Answer:
To calculate the heat change for the water, we need to know how much energy is required to raise the temperature of the water from 27.2°C to 0°C, how much energy is required to melt the ice, how much energy is required to raise the temperature of the resulting liquid water from 0°C to 100°C, how much energy is required to vaporize the water, and how much energy is required to raise the temperature of the resulting water vapor from 100°C to 74.36°C. The total heat change is the sum of these five contributions.

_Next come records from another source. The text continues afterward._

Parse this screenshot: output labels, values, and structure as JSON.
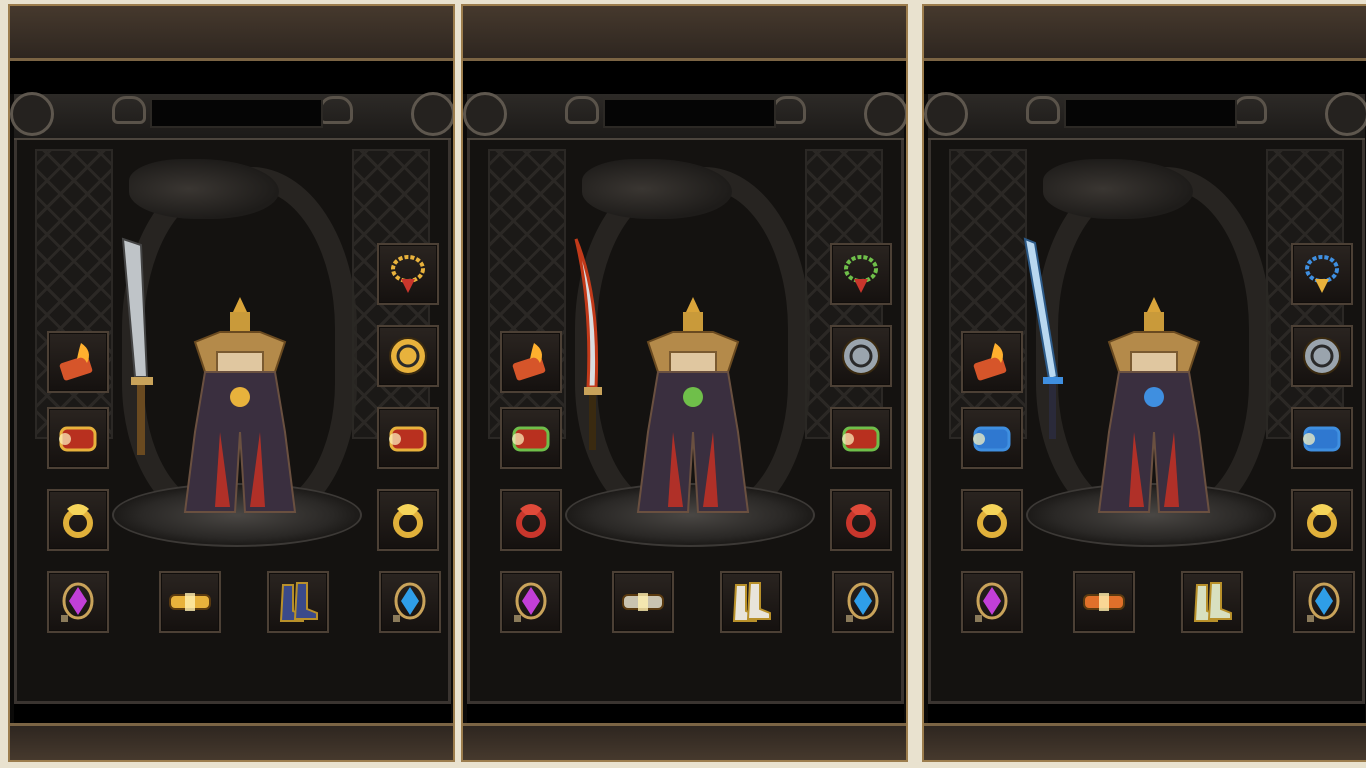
{
  "panels": [
    {
      "weapon_icon": "great-blade-icon",
      "slots": [
        {
          "id": "necklace",
          "icon": "gold-necklace-icon"
        },
        {
          "id": "medal",
          "icon": "gold-medal-icon"
        },
        {
          "id": "talisman",
          "icon": "fire-talisman-icon"
        },
        {
          "id": "bracelet-left",
          "icon": "gold-red-bracelet-icon"
        },
        {
          "id": "bracelet-right",
          "icon": "gold-red-bracelet-icon"
        },
        {
          "id": "ring-left",
          "icon": "gold-ring-icon"
        },
        {
          "id": "ring-right",
          "icon": "gold-ring-icon"
        },
        {
          "id": "gem-left",
          "icon": "purple-gem-icon"
        },
        {
          "id": "belt",
          "icon": "gold-belt-icon"
        },
        {
          "id": "boots",
          "icon": "blue-boots-icon"
        },
        {
          "id": "gem-right",
          "icon": "blue-gem-icon"
        }
      ],
      "colors": {
        "accent": "#e8b23c",
        "secondary": "#c8362c"
      }
    },
    {
      "weapon_icon": "curved-flame-blade-icon",
      "slots": [
        {
          "id": "necklace",
          "icon": "green-necklace-icon"
        },
        {
          "id": "medal",
          "icon": "silver-medal-icon"
        },
        {
          "id": "talisman",
          "icon": "fire-talisman-icon"
        },
        {
          "id": "bracelet-left",
          "icon": "red-bracelet-icon"
        },
        {
          "id": "bracelet-right",
          "icon": "red-bracelet-icon"
        },
        {
          "id": "ring-left",
          "icon": "red-ring-icon"
        },
        {
          "id": "ring-right",
          "icon": "red-ring-icon"
        },
        {
          "id": "gem-left",
          "icon": "purple-gem-icon"
        },
        {
          "id": "belt",
          "icon": "silver-belt-icon"
        },
        {
          "id": "boots",
          "icon": "white-boots-icon"
        },
        {
          "id": "gem-right",
          "icon": "blue-gem-icon"
        }
      ],
      "colors": {
        "accent": "#6fbf4a",
        "secondary": "#c8362c"
      }
    },
    {
      "weapon_icon": "blue-long-sword-icon",
      "slots": [
        {
          "id": "necklace",
          "icon": "blue-gold-necklace-icon"
        },
        {
          "id": "medal",
          "icon": "silver-medal-icon"
        },
        {
          "id": "talisman",
          "icon": "fire-talisman-icon"
        },
        {
          "id": "bracelet-left",
          "icon": "blue-bracelet-icon"
        },
        {
          "id": "bracelet-right",
          "icon": "blue-bracelet-icon"
        },
        {
          "id": "ring-left",
          "icon": "gold-ring-icon"
        },
        {
          "id": "ring-right",
          "icon": "gold-ring-icon"
        },
        {
          "id": "gem-left",
          "icon": "purple-gem-icon"
        },
        {
          "id": "belt",
          "icon": "orange-belt-icon"
        },
        {
          "id": "boots",
          "icon": "green-boots-icon"
        },
        {
          "id": "gem-right",
          "icon": "blue-gem-icon"
        }
      ],
      "colors": {
        "accent": "#3f8fe0",
        "secondary": "#e8b23c"
      }
    }
  ]
}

The energy required to raise the temperature of the water from 27.2°C to 0°C is:
Q1 = mcΔT = (395 g)(4.18 J/(g·°C))(27.2°C - 0°C) = 46,324.4 J
The energy required to melt the ice is:
Q2 = mL = (395 g)(333.55 J/g) = 131,977.25 J
The energy required to raise the temperature of the resulting liquid water from 0°C to 100°C is:
Q3 = mcΔT = (395 g)(4.18 J/(g·°C))(100°C - 0°C) = 165,371 J
The energy required to vaporize the water is:
Q4 = mL = (395 g)(2257 J/g) = 892,615 J
The energy required to raise the temperature of the resulting water vapor from 100°C to 74.36°C is:
Q5 = mcΔT = (395 g)(2.08 J/(g·°C))(74.36°C - 100°C) = -34,439.76 J
Note that the negative sign in front of Q5 indicates that the water vapor is losing heat.
Therefore, the total heat change for the water is:
Q = Q1 + Q2 + Q3 + Q4 + Q5 = 1,181,849.89 J
Rounding to three decimal places, the answer is 1,181,849.890 J.